Exception from GPLV3 RULES :

just to be clear with every one here who code for Europe a SECURITY soft, no matter the kind of liscence,

there is no USE AT YOUR OWN RISK, When people are not well informed from :

the biginning before they use the (addon.xpi) in terms of transparancy if there some damage after the publication of the soft on a library, even the developper/author is(are) not in control, at the time of the damage made by a third party.

and when i ask for a proof (like an email) is not to attack the recipient but to defend first. if i see the proof is not legal i will just giving a warning nothing else....

but attacking me on my person, and not proove to me that i am wrong by facts over the last verrsion 1.3.4 (before the new one) is something not professionnal.

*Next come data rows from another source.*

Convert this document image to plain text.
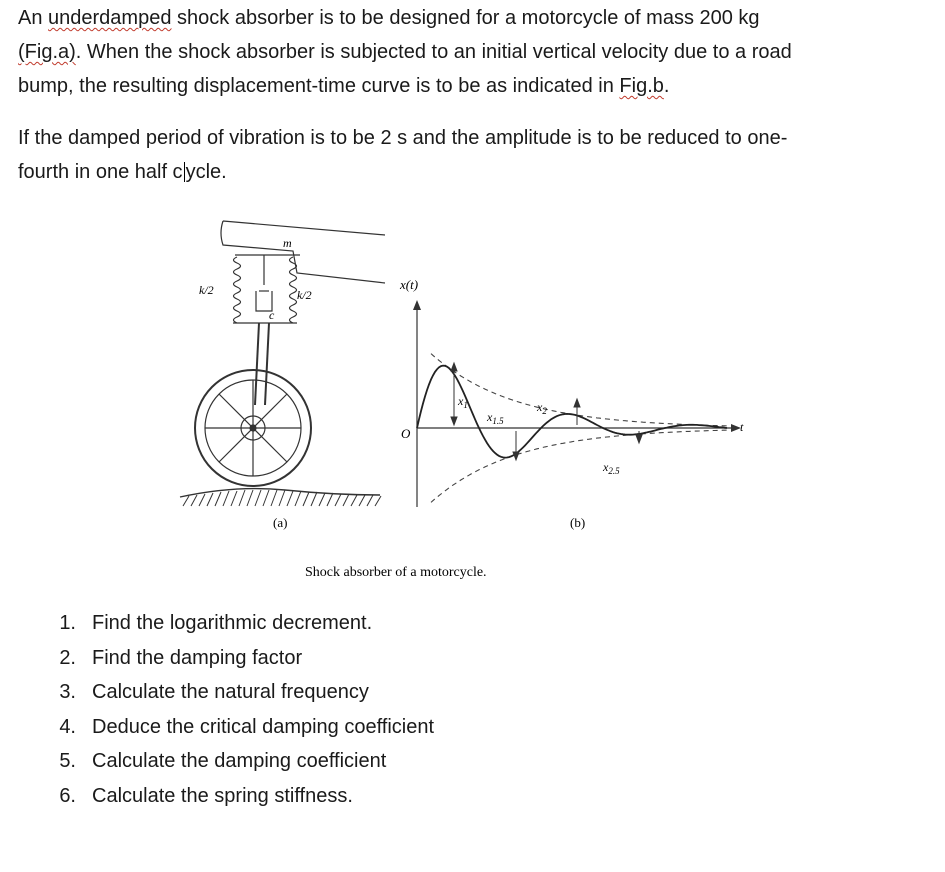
An underdamped shock absorber is to be designed for a motorcycle of mass 200 kg
(Fig.a). When the shock absorber is subjected to an initial vertical velocity due to a road
bump, the resulting displacement-time curve is to be as indicated in Fig.b.

If the damped period of vibration is to be 2 s and the amplitude is to be reduced to one-
fourth in one half c ycle.

m
k/2	k/2
c
(a)
x(t)
O	t
$x_1$
$x_{1.5}$
$x_2$
$x_{2.5}$
(b)
Shock absorber of a motorcycle.
1. Find the logarithmic decrement.
2. Find the damping factor
3. Calculate the natural frequency
4. Deduce the critical damping coefficient
5. Calculate the damping coefficient
6. Calculate the spring stiffness.
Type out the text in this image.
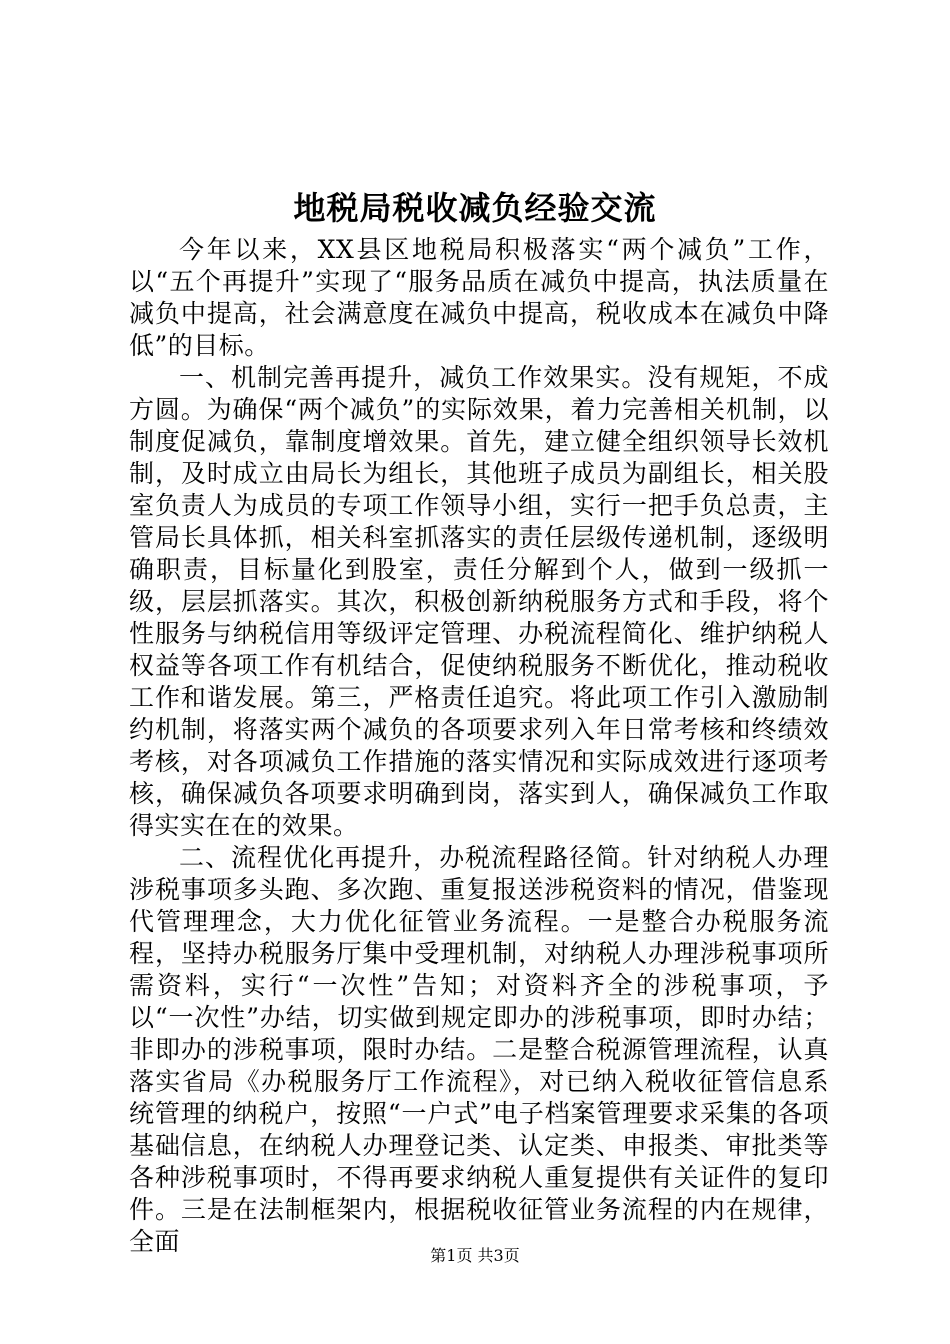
地税局税收减负经验交流

今年以来，XX县区地税局积极落实“两个减负”工作，以“五个再提升”实现了“服务品质在减负中提高，执法质量在减负中提高，社会满意度在减负中提高，税收成本在减负中降低”的目标。

一、机制完善再提升，减负工作效果实。没有规矩，不成方圆。为确保“两个减负”的实际效果，着力完善相关机制，以制度促减负，靠制度增效果。首先，建立健全组织领导长效机制，及时成立由局长为组长，其他班子成员为副组长，相关股室负责人为成员的专项工作领导小组，实行一把手负总责，主管局长具体抓，相关科室抓落实的责任层级传递机制，逐级明确职责，目标量化到股室，责任分解到个人，做到一级抓一级，层层抓落实。其次，积极创新纳税服务方式和手段，将个性服务与纳税信用等级评定管理、办税流程简化、维护纳税人权益等各项工作有机结合，促使纳税服务不断优化，推动税收工作和谐发展。第三，严格责任追究。将此项工作引入激励制约机制，将落实两个减负的各项要求列入年日常考核和终绩效考核，对各项减负工作措施的落实情况和实际成效进行逐项考核，确保减负各项要求明确到岗，落实到人，确保减负工作取得实实在在的效果。

二、流程优化再提升，办税流程路径简。针对纳税人办理涉税事项多头跑、多次跑、重复报送涉税资料的情况，借鉴现代管理理念，大力优化征管业务流程。一是整合办税服务流程，坚持办税服务厅集中受理机制，对纳税人办理涉税事项所需资料，实行“一次性”告知；对资料齐全的涉税事项，予以“一次性”办结，切实做到规定即办的涉税事项，即时办结；非即办的涉税事项，限时办结。二是整合税源管理流程，认真落实省局《办税服务厅工作流程》，对已纳入税收征管信息系统管理的纳税户，按照“一户式”电子档案管理要求采集的各项基础信息，在纳税人办理登记类、认定类、申报类、审批类等各种涉税事项时，不得再要求纳税人重复提供有关证件的复印件。三是在法制框架内，根据税收征管业务流程的内在规律，全面	第1页 共3页
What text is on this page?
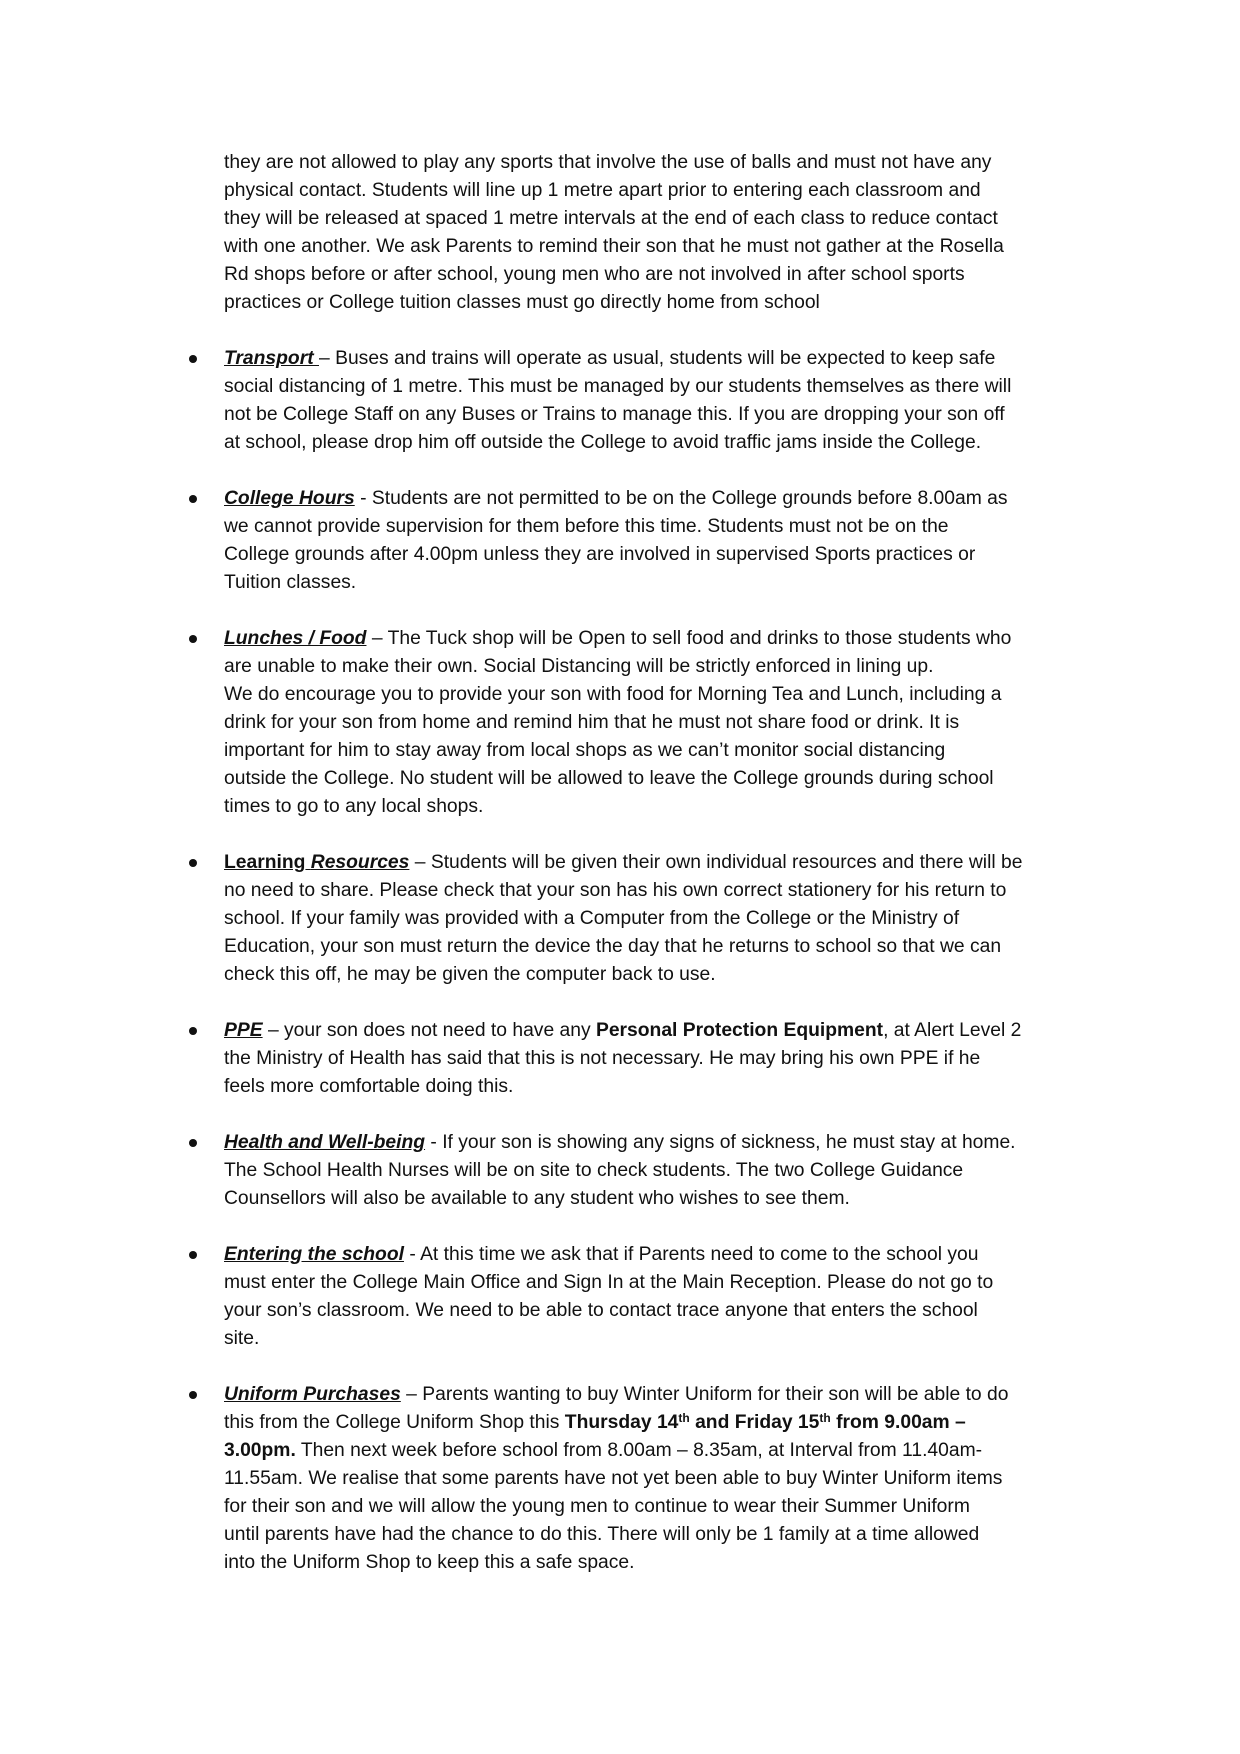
they are not allowed to play any sports that involve the use of balls and must not have any
physical contact. Students will line up 1 metre apart prior to entering each classroom and
they will be released at spaced 1 metre intervals at the end of each class to reduce contact
with one another. We ask Parents to remind their son that he must not gather at the Rosella
Rd shops before or after school, young men who are not involved in after school sports
practices or College tuition classes must go directly home from school
Transport – Buses and trains will operate as usual, students will be expected to keep safe
social distancing of 1 metre. This must be managed by our students themselves as there will
not be College Staff on any Buses or Trains to manage this. If you are dropping your son off
at school, please drop him off outside the College to avoid traffic jams inside the College.
College Hours - Students are not permitted to be on the College grounds before 8.00am as
we cannot provide supervision for them before this time. Students must not be on the
College grounds after 4.00pm unless they are involved in supervised Sports practices or
Tuition classes.
Lunches / Food – The Tuck shop will be Open to sell food and drinks to those students who
are unable to make their own. Social Distancing will be strictly enforced in lining up.
We do encourage you to provide your son with food for Morning Tea and Lunch, including a
drink for your son from home and remind him that he must not share food or drink. It is
important for him to stay away from local shops as we can’t monitor social distancing
outside the College. No student will be allowed to leave the College grounds during school
times to go to any local shops.
Learning Resources – Students will be given their own individual resources and there will be
no need to share. Please check that your son has his own correct stationery for his return to
school. If your family was provided with a Computer from the College or the Ministry of
Education, your son must return the device the day that he returns to school so that we can
check this off, he may be given the computer back to use.
PPE – your son does not need to have any Personal Protection Equipment, at Alert Level 2
the Ministry of Health has said that this is not necessary. He may bring his own PPE if he
feels more comfortable doing this.
Health and Well-being - If your son is showing any signs of sickness, he must stay at home.
The School Health Nurses will be on site to check students. The two College Guidance
Counsellors will also be available to any student who wishes to see them.
Entering the school - At this time we ask that if Parents need to come to the school you
must enter the College Main Office and Sign In at the Main Reception. Please do not go to
your son’s classroom. We need to be able to contact trace anyone that enters the school
site.
Uniform Purchases – Parents wanting to buy Winter Uniform for their son will be able to do
this from the College Uniform Shop this Thursday 14th and Friday 15th from 9.00am –
3.00pm. Then next week before school from 8.00am – 8.35am, at Interval from 11.40am-
11.55am. We realise that some parents have not yet been able to buy Winter Uniform items
for their son and we will allow the young men to continue to wear their Summer Uniform
until parents have had the chance to do this. There will only be 1 family at a time allowed
into the Uniform Shop to keep this a safe space.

if you want money be professionnal, it's the basics.

 

[Andy Ful]

It's entirely possible. DNS0.eu's ZERO mode used to do that, but it resulted in a lot of false positives. AlphaMountain factors in a lot of those into their threat scores, so you might see them flag pages as 'Untrusted'. Osprey only uses the block lists from the providers it has. No other technology to deter things locally.

I think that many people would like to use Osprey for kids' protection, accepting a higher rate of false positives. So, including the additional provider profile with blocking newly registered domains (or similar proactive features) would be welcome. Currently, Osprey provides efficient protection against threats confirmed by PhishTank; however, more than one-quarter of phishing websites are likely inactive before they are confirmed by PhishTank or similar anti-phishing entities.